I had a P51 from work but I hated it. It was too laptopy to be a good desktop, and wayyyy too heavy to be a good laptop :P Seriously, along with the power supply it's like 3,5kg. Not fun to travel with or even carry home on the subway.

I really prefer a lightweight laptop and a separate desktop. Which is what I have now, luckily. Our work has a strict "one laptop per employee" policy but I got a desktop for "testing" purposes which is now my daily work driver :P

You hate what I love :) I love heavyness of my laptop, and the fact I have all resources I will need in predictable future. Bu as I said, many of my colleagues are ranting about this so it's not for everyone :)
What do you mean "what computer"? You think I have only one?? :)

Desktops:

Daily driver: Skylake NUC with 16GB RAM, FreeBSD with KDE

Gaming: Ryzen 5 5600X, RTX 3080 Ti, 64GB, Windows 10

Work: Mac Mini M1 with 8GB (meh, 8GB is not enough but my work only buys off-the-shelf SKUs and these are not upgradable :( )

- The above 3 are all connected to the same 4k 24" screen (200% scaling) :)

Laptops:

Work 2: Thinkpad T490s 16GB RAM, Windows 11

On the go: Ultra-cheap "Chuwi" Atom laptop with an old Ubuntu version (been meaning to change it as I hate Ubuntu). I rately do laptopey stuff anyway.
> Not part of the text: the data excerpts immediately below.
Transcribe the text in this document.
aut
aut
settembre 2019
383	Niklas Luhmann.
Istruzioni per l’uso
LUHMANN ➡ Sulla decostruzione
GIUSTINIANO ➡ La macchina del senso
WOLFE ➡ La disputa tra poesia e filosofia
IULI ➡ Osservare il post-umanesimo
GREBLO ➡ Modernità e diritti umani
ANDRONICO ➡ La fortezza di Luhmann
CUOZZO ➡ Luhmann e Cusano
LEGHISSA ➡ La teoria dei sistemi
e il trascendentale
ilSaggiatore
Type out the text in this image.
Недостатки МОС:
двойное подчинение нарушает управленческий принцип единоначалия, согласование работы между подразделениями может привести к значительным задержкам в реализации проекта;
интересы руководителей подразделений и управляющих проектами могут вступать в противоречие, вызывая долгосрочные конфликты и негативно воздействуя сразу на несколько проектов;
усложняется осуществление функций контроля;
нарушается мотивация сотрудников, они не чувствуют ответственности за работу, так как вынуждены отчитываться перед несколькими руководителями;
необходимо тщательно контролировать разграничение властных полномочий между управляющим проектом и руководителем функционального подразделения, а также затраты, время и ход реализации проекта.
That's about it in terms of workstations :P Servers is another story (mostly a Linux and ESXi one)

Laptop: MacBook Pro 15" Mid-2014, 1 x 2.8GHz 4c i7-4980HQ, 16GB RAM, 1TB SSD + 512GB SDCard

Desktop: Dell Precision 7920 2 x 2.9GHZ Xeon 6226R, 192GB RAM, 2TB SSD

VM host: MacMini 2018, 1 x 3.2GHz 6c i7-8700B, 64 GB RAM, 1TB SSD

NAS: QNAP TS-451+, 1 x 1.9GHz 4c Celeron J1900, 8GB RAM, 8TB HDD

The laptop is old, but it's solid and has the decent keyboard, and I haven't _needed_ to replace it yet, and I can't bring myself to spend the $5k a decent replacement will cost. One day.

The desktop was paid for by my employer. It's a beast. Not what I would have bought, but ... it's pretty good for big C++ project builds. It has two 30" Dell monitors too.
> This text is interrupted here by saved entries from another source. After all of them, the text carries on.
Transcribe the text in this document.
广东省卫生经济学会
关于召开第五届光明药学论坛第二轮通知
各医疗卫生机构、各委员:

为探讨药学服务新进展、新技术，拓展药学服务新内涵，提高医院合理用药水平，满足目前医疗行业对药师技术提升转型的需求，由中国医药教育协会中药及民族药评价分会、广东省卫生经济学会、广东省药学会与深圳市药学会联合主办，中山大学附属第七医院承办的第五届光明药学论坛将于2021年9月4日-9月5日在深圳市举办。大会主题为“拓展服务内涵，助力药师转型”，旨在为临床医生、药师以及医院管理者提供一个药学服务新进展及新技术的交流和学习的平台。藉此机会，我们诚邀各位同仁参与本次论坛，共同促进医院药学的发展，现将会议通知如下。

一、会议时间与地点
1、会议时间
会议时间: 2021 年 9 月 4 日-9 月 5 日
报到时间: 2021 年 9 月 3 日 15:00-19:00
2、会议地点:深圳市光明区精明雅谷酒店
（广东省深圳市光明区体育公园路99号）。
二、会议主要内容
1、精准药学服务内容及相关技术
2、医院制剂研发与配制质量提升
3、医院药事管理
The VM host lets me run macOS, Windows, and Linux VMs. Renting Mac/Windows VMs is expensive, so I ended up with this instead. Very happy with how it worked out.

The NAS just has a mirrored pair of 8TB drives (one Seagate, one Western Digital). I do BTRFS snapshots onto a 16TB backup drive, which gets removed and swapped off-site once a month. I need to grow this: I'll probably put the backup drives into the NAS, and get a pair of bigger backup drives.
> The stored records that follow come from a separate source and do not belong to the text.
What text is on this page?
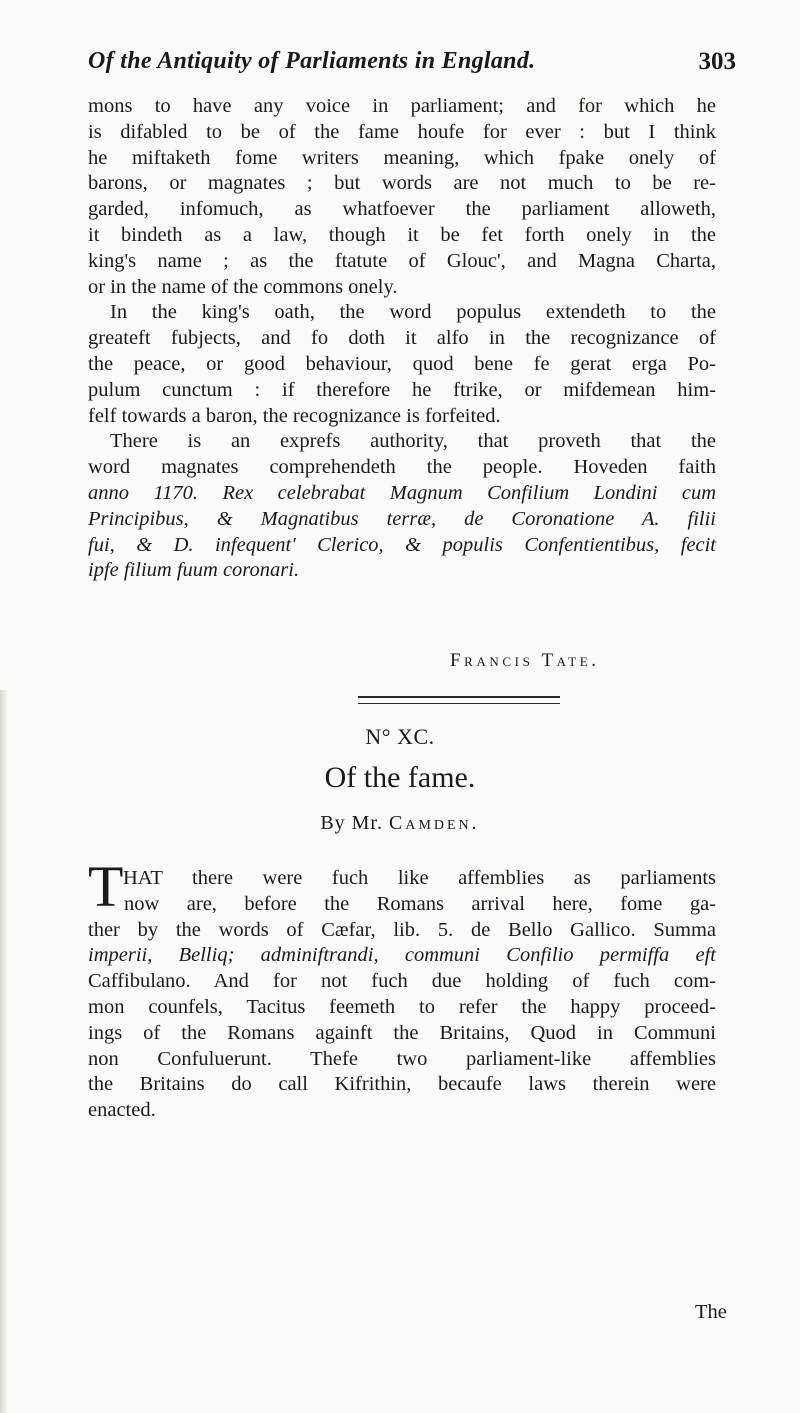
Of the Antiquity of Parliaments in England.	303
mons to have any voice in parliament; and for which he
is difabled to be of the fame houfe for ever : but I think
he miftaketh fome writers meaning, which fpake onely of
barons, or magnates ; but words are not much to be re-
garded, infomuch, as whatfoever the parliament alloweth,
it bindeth as a law, though it be fet forth onely in the
king's name ; as the ftatute of Glouc', and Magna Charta,
or in the name of the commons onely.
In the king's oath, the word populus extendeth to the
greateft fubjects, and fo doth it alfo in the recognizance of
the peace, or good behaviour, quod bene fe gerat erga Po-
pulum cunctum : if therefore he ftrike, or mifdemean him-
felf towards a baron, the recognizance is forfeited.
There is an exprefs authority, that proveth that the
word magnates comprehendeth the people. Hoveden faith
anno 1170. Rex celebrabat Magnum Confilium Londini cum
Principibus, & Magnatibus terræ, de Coronatione A. filii
fui, & D. infequent' Clerico, & populis Confentientibus, fecit
ipfe filium fuum coronari.
Francis Tate.
N° XC.
Of the fame.
By Mr. Camden.
T HAT there were fuch like affemblies as parliaments
now are, before the Romans arrival here, fome ga-
ther by the words of Cæfar, lib. 5. de Bello Gallico. Summa
imperii, Belliq; adminiftrandi, communi Confilio permiffa eft
Caffibulano. And for not fuch due holding of fuch com-
mon counfels, Tacitus feemeth to refer the happy proceed-
ings of the Romans againft the Britains, Quod in Communi
non Confuluerunt. Thefe two parliament-like affemblies
the Britains do call Kifrithin, becaufe laws therein were
enacted.
The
I have a 2017 Macbook Pro 15”. It replaces a 2012 model that was exchanged for the price of a battery change. It was a rare loophole in Apple’s repair policy.

I just bought a 2017 Macbook 12” to travel by bicycle and motorcycle. It’s a whole kilogram lighter, and cheap enough to be worth it. It can run my dev stack, or just let me edit my website through a CMS.